Scambio di embrioni, Codacons deposita esposto in Procura

Il Codacons ha depositato un esposto alla Procura della Repubblica di Roma sul tragico caso dello scambio di embrioni avvenuto nei giorni scorsi all’ospedale Pertini di Roma, che ha portato a impiantare nell’utero di una donna gli embrioni di un’altra coppia che si era sottoposta alle procedure di fecondazione assistita. Gli esami del Dna hanno infatti confermato che lo scambio è avvenuto fra due coppie: ora una donna sta portando avanti una gravidanza di due gemelli biologicamente non suoi.

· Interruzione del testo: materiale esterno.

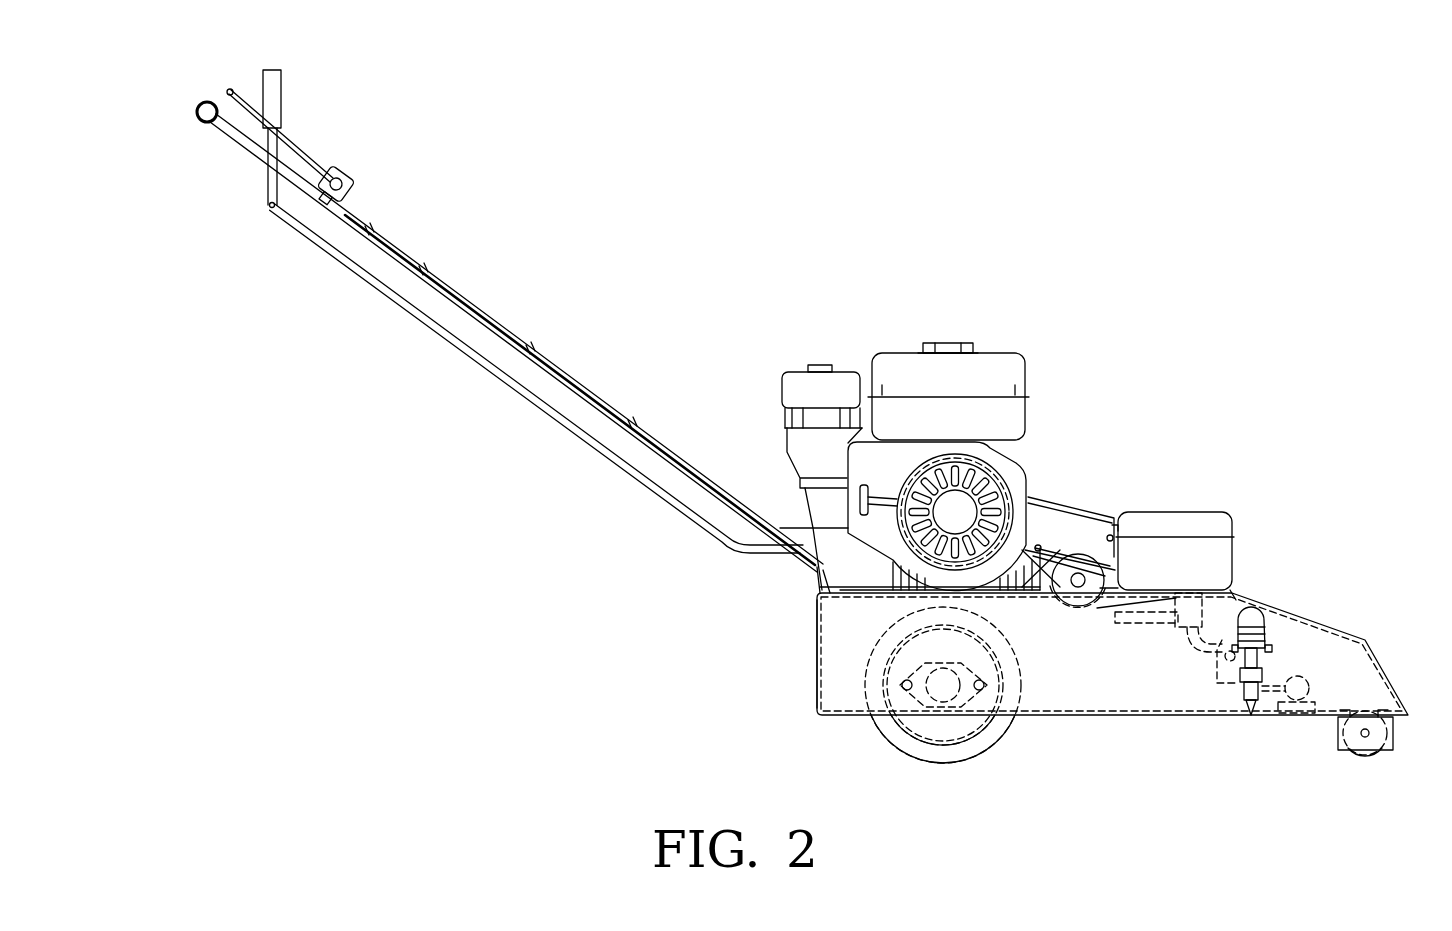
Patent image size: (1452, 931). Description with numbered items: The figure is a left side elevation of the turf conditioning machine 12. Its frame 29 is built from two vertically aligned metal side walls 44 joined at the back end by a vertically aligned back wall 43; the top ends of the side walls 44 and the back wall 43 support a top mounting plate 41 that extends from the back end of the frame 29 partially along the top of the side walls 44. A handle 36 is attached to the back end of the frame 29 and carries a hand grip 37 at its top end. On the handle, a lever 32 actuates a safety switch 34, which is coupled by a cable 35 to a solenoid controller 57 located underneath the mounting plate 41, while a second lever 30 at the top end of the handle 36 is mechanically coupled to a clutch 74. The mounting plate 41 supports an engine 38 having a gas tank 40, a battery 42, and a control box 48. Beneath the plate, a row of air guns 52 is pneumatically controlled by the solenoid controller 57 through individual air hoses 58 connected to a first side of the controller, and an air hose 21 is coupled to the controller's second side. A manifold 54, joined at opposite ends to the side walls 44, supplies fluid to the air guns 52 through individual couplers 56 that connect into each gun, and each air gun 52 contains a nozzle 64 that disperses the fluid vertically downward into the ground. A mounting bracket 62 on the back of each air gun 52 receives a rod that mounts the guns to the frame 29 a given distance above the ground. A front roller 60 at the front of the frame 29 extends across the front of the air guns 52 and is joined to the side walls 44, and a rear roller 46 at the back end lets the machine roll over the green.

The machine 12 is at (1122, 376).
The air hose 21 is at (1125, 624).
The frame 29 is at (678, 659).
The lever 30 is at (282, 85).
The lever 32 is at (302, 152).
The safety switch 34 is at (352, 187).
The cable 35 is at (490, 315).
The handle 36 is at (613, 405).
The hand grip 37 is at (197, 118).
The engine 38 is at (790, 370).
The gas tank 40 is at (1017, 352).
The top mounting plate 41 is at (816, 584).
The battery 42 is at (797, 487).
The back wall 43 is at (815, 622).
The side walls 44 is at (835, 672).
The rear roller 46 is at (890, 740).
The control box 48 is at (1180, 511).
The air guns 52 is at (1262, 641).
The manifold 54 is at (1310, 686).
The couplers 56 is at (1272, 686).
The solenoid controller 57 is at (1175, 630).
The air hoses 58 is at (1200, 650).
The front roller 60 is at (1363, 756).
The mounting bracket 62 is at (1232, 686).
The nozzle 64 is at (1248, 720).
The clutch 74 is at (1075, 556).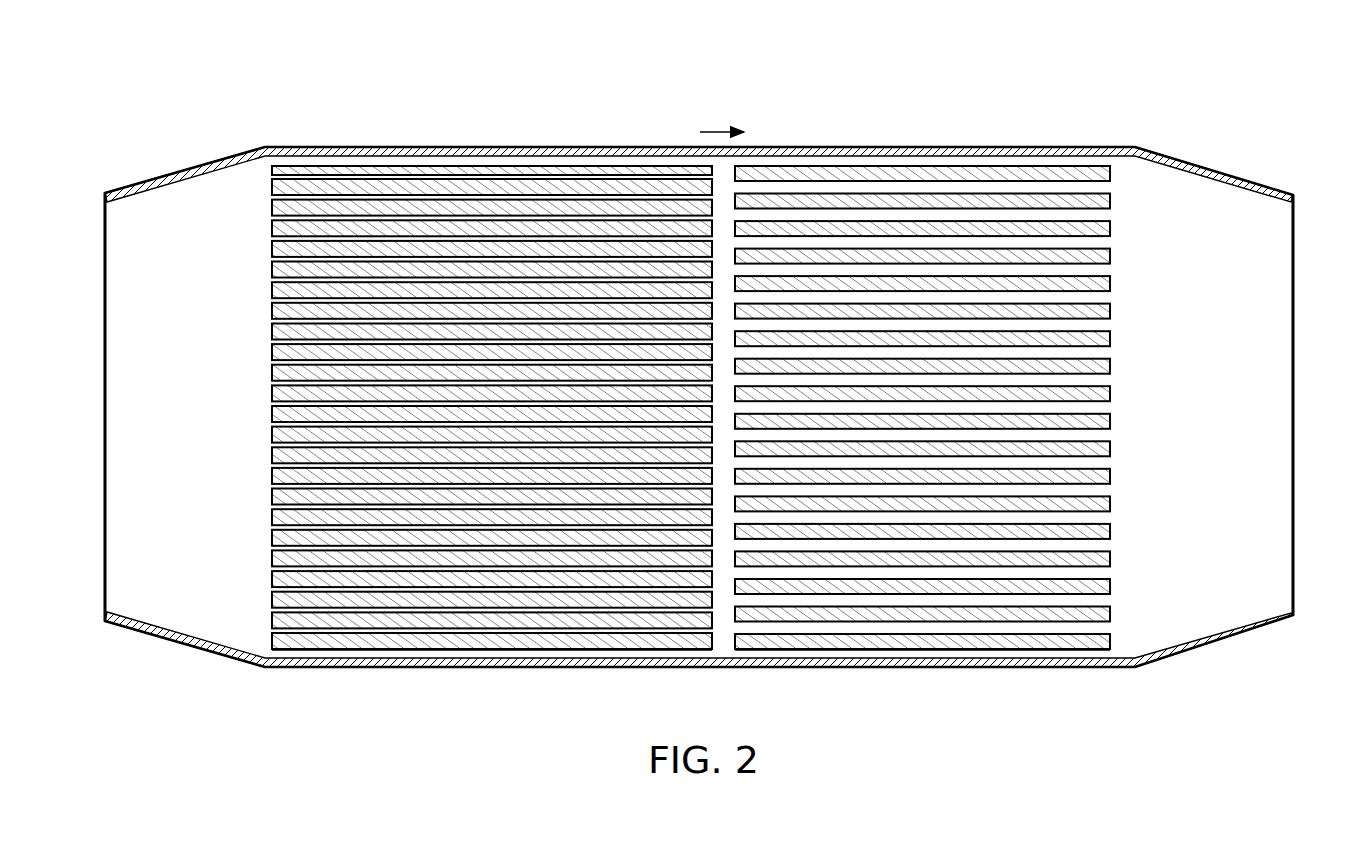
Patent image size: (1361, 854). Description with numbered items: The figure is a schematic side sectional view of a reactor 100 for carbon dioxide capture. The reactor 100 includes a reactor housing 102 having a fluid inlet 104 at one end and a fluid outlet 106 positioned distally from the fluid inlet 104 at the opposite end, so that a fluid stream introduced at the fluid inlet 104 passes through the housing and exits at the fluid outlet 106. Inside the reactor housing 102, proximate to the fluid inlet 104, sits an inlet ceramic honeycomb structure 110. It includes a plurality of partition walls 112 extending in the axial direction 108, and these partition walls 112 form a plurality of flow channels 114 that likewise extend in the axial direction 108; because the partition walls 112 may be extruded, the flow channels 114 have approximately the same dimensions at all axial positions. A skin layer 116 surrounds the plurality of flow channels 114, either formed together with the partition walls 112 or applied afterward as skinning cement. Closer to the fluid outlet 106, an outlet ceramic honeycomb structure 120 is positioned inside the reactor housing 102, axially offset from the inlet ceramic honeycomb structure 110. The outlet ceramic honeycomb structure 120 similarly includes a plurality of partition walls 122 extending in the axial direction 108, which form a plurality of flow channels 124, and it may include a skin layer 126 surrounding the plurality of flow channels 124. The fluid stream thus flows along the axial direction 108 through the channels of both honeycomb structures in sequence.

The reactor 100 is at (699, 370).
The reactor housing 102 is at (1176, 652).
The fluid inlet 104 is at (105, 367).
The fluid outlet 106 is at (1293, 307).
The axial direction 108 is at (718, 132).
The inlet ceramic honeycomb structure 110 is at (442, 407).
The partition walls 112 is at (276, 600).
The flow channels 114 is at (278, 591).
The skin layer 116 is at (688, 652).
The outlet ceramic honeycomb structure 120 is at (981, 407).
The partition walls 122 is at (1110, 533).
The flow channels 124 is at (1110, 571).
The skin layer 126 is at (1068, 652).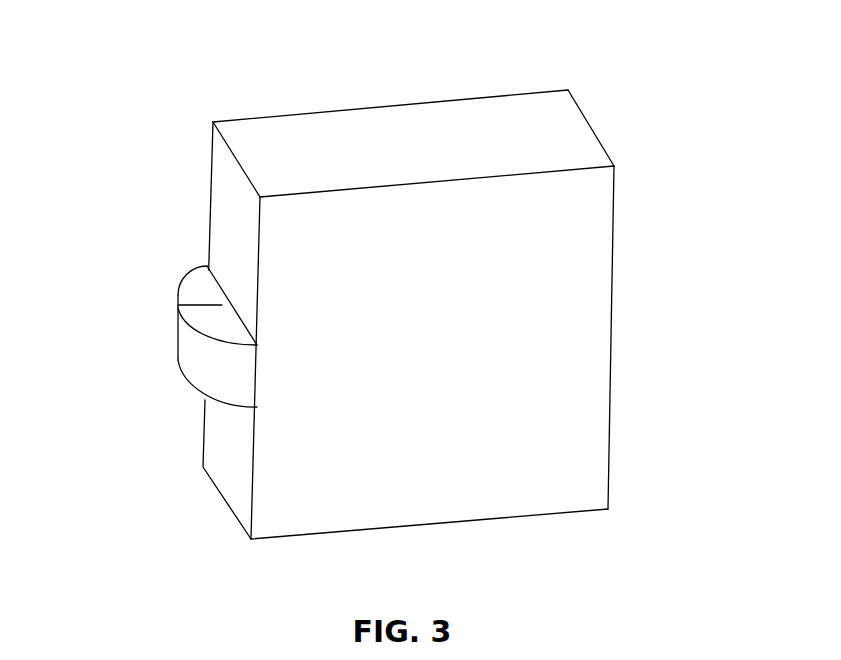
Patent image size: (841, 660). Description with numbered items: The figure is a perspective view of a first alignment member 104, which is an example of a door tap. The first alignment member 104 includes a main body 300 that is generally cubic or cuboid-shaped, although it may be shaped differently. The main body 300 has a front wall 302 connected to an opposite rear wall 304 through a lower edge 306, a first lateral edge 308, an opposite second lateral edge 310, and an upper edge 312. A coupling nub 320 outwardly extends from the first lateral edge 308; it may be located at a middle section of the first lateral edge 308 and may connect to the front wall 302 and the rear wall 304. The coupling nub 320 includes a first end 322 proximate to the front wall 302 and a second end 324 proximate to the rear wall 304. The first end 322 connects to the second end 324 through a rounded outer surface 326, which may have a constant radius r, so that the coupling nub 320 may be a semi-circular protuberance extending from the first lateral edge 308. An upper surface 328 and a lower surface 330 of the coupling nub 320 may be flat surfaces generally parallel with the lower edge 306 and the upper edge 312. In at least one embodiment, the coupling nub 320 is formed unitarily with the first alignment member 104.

The first alignment member 104 is at (150, 57).
The main body 300 is at (586, 103).
The front wall 302 is at (542, 323).
The rear wall 304 is at (305, 112).
The lower edge 306 is at (455, 523).
The first lateral edge 308 is at (225, 215).
The second lateral edge 310 is at (615, 247).
The upper edge 312 is at (482, 133).
The coupling nub 320 is at (183, 353).
The first end 322 is at (252, 368).
The second end 324 is at (205, 268).
The rounded outer surface 326 is at (176, 330).
The upper surface 328 is at (187, 292).
The lower surface 330 is at (218, 405).
The radius r is at (207, 302).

Il Codacons ha dunque chiesto alla Procura di verificare se siano ravvisabili nei confronti della Regione e della Asl competente diverse fattispecie penalmente rilevanti come l’ Omissione di atti d’ufficio e la violazione della legge n. 40 del 2004 in relazione all’autorizzazione agli interventi di procreazione assistita al “Sandro Pertini” di Roma e ai dovuti controlli sulla struttura. Nei confronti dell’Ospedale, il Codacons chiede di indagare sulle fattispecie di “omissione di atti d’ufficio, interruzione di pubblico servizio e lesioni personali, in relazione alla malattia psico-fisica determinata a carico delle coppie coinvolte dal caso, allo stress seguito all’evento e alle possibili conseguenze permanenti.”.

Si legge nell’esposto dell’associazione: “Le domande legittime che vengono da porsi sono svariate: come può dirsi assicurata una adeguata assistenza alle 4 coppie che, con fiducia, si erano affidate alla struttura per riuscire a diventare genitori sottoponendosi a varie cure, di cui molte a carattere ormonale con sacrifici e terapie non proprio leggere? Ed ancora: come possono le 4 coppie non avere subito un notevole danno non solo psichico conseguentemente alla concreta  possibilità di concepire dei bambini con un codice genetico diverso o alla perdita della possibilità di avere un figlio stante il grave episodio? Ed ancora una tematica fondamentale da affrontare è l’aspetto bioetico della vicenda – prosegue l’esposto – al fine di chiarire tutte le implicazioni che ruotano intorno all’embrione e alla sua figura giuridica  e pertanto se, dal punto di vista del diritto, può già essere considerato una persona difesa dal codice penale. A tal proposito fondamentale è la  legge n. 40 del 19 febbraio 2004 in materia di procreazione assistita e il parere del comitato nazionale per la bioetica al fine di poter comprendere le possibili fattispecie penale che potrebbero configurarsi nel caso di specie. Senza poi dimenticare tutte le responsabilità connesse alla struttura ospedaliera “Sandro Pertini” nonché a monte a capo della Regione che, ai sensi dell’art. 10 della suddetta legge, autorizza le strutture  pubbliche e private per gli interventi di procreazione medicalmente assistita, e che quindi ha un dovere di controllo e verifica”.